Subject: [boost] [filesystem3] CP_ACP vs CP_THREAD_ACP
From: Yechezkel Mett (ymett.on.boost_at_[hidden])
Date: 2010-11-25 11:17:17

Whilst moving from filesystem v2 to v3 on Windows I found that the
library uses CP_THREAD_ACP to convert between narrow and wide
filenames. This is wrong, as I will attempt to explain.

Windows uses a number of locales and language settings as described on
the following page:

The relevant ones are Language for non-Unicode programs (System
Locale), Standards and Formats (User Locale) and Thread Locale. The
System Locale defines which code page is used by the system for narrow
chars, and is set by the user system-wide. The User Locale is for
formatting numbers and sorting and is set by the user system-wide. The
Thread Locale is also for formatting numbers and sorting, is
per-thread, and defaults to the User Locale but can be changed by the
program; however it is recommended in a number of places not to touch
it (although the exact reasons seem vague, apparently it can have
surprising effects).

CP_ACP gives the System Locale code page. CP_THREAD_ACP gives the
Thread Locale code page which is rather a strange item considering
that the Thread Locale isn't meant for code pages at all!

"ANSI" (ie narrow char) API functions (including CreateFileA) use the
System Locale code page (CP_ACP).
fopen (VC++9.0) just passes the filename through to the Windows API
and therefore also uses CP_ACP.
fstream (VC++9.0) uses mbstowcs_s, which uses the global C locale (not
the global C++ locale).
Narrow char windows use CP_ACP.

boost.filesystem should therefore either use CP_ACP (to be consistent
with the Windows API, fopen and the GUI) or the global C++ locale (to
be consistent with fstream). (Using the global C locale seems a
strange idea, but since setting the global C++ locale automatically
sets the global C locale as well, that seems a good compromise.)

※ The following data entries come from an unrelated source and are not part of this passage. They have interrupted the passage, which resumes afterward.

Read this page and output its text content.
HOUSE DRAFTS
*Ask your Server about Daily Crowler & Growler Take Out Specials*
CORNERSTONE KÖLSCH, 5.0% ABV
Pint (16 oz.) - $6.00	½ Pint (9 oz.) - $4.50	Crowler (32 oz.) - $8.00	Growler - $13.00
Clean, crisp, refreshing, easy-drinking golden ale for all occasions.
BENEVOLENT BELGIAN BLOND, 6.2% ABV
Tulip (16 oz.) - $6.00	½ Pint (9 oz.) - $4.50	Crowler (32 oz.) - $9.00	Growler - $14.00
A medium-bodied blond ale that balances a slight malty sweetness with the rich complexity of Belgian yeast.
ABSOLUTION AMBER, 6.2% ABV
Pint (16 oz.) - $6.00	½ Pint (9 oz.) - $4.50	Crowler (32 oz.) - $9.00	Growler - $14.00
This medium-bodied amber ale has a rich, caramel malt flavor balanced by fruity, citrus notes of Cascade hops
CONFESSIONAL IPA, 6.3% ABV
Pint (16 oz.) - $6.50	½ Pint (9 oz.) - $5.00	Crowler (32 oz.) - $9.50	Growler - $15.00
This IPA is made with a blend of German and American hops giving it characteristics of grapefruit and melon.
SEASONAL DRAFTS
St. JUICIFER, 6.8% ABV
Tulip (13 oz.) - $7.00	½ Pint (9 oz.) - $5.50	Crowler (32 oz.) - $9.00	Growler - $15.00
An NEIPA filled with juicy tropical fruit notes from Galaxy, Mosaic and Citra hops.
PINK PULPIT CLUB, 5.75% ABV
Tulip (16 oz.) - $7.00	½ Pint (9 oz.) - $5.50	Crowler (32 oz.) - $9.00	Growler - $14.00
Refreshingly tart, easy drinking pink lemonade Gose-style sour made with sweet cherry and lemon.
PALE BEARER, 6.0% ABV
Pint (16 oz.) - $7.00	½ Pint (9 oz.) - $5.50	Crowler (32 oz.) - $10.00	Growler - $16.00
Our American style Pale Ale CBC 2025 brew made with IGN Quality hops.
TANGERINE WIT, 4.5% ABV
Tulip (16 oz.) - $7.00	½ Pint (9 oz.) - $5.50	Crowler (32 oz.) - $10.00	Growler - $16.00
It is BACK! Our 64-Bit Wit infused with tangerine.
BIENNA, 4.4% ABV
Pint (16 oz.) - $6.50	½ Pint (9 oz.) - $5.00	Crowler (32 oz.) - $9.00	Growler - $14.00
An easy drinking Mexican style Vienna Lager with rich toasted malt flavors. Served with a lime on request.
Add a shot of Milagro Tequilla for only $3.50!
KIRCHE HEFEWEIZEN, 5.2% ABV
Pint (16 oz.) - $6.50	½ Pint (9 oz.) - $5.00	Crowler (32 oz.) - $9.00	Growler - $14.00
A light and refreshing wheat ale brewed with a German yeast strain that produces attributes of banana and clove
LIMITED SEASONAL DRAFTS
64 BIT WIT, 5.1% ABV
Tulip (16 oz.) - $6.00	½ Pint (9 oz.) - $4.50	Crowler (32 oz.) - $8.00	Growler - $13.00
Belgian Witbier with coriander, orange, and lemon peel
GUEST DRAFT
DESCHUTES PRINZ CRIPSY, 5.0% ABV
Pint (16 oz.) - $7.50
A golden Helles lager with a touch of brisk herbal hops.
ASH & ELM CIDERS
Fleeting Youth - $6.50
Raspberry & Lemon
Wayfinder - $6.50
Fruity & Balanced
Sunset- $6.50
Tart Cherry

Using CP_ACP gives something that "just works", it's almost certainly
what is needed. Using the global C++ locale is perhaps theoretically
correct; it can be set (by the user) to match CP_ACP as follows:

std::locale::global(std::locale(str(boost::format(".%||") %
GetACP()).c_str(), LC_CTYPE));

which is likely the correct thing for most programs anyway, and also
allows the user to choose something different should that be
necessary. (Unfortunately std::locale("") doesn't do the right thing -
it takes the user locale for everything, including code page, and as
explained above the user locale has nothing to do with code page.)

In many (perhaps most) cases the user locale and system locale will be
the same, but not always - for example I have the user locale set to
English UK (for dates) but the system locale set to Hebrew (I need to
be able to use Hebrew in non-Unicode programs).

Yechezkel Mett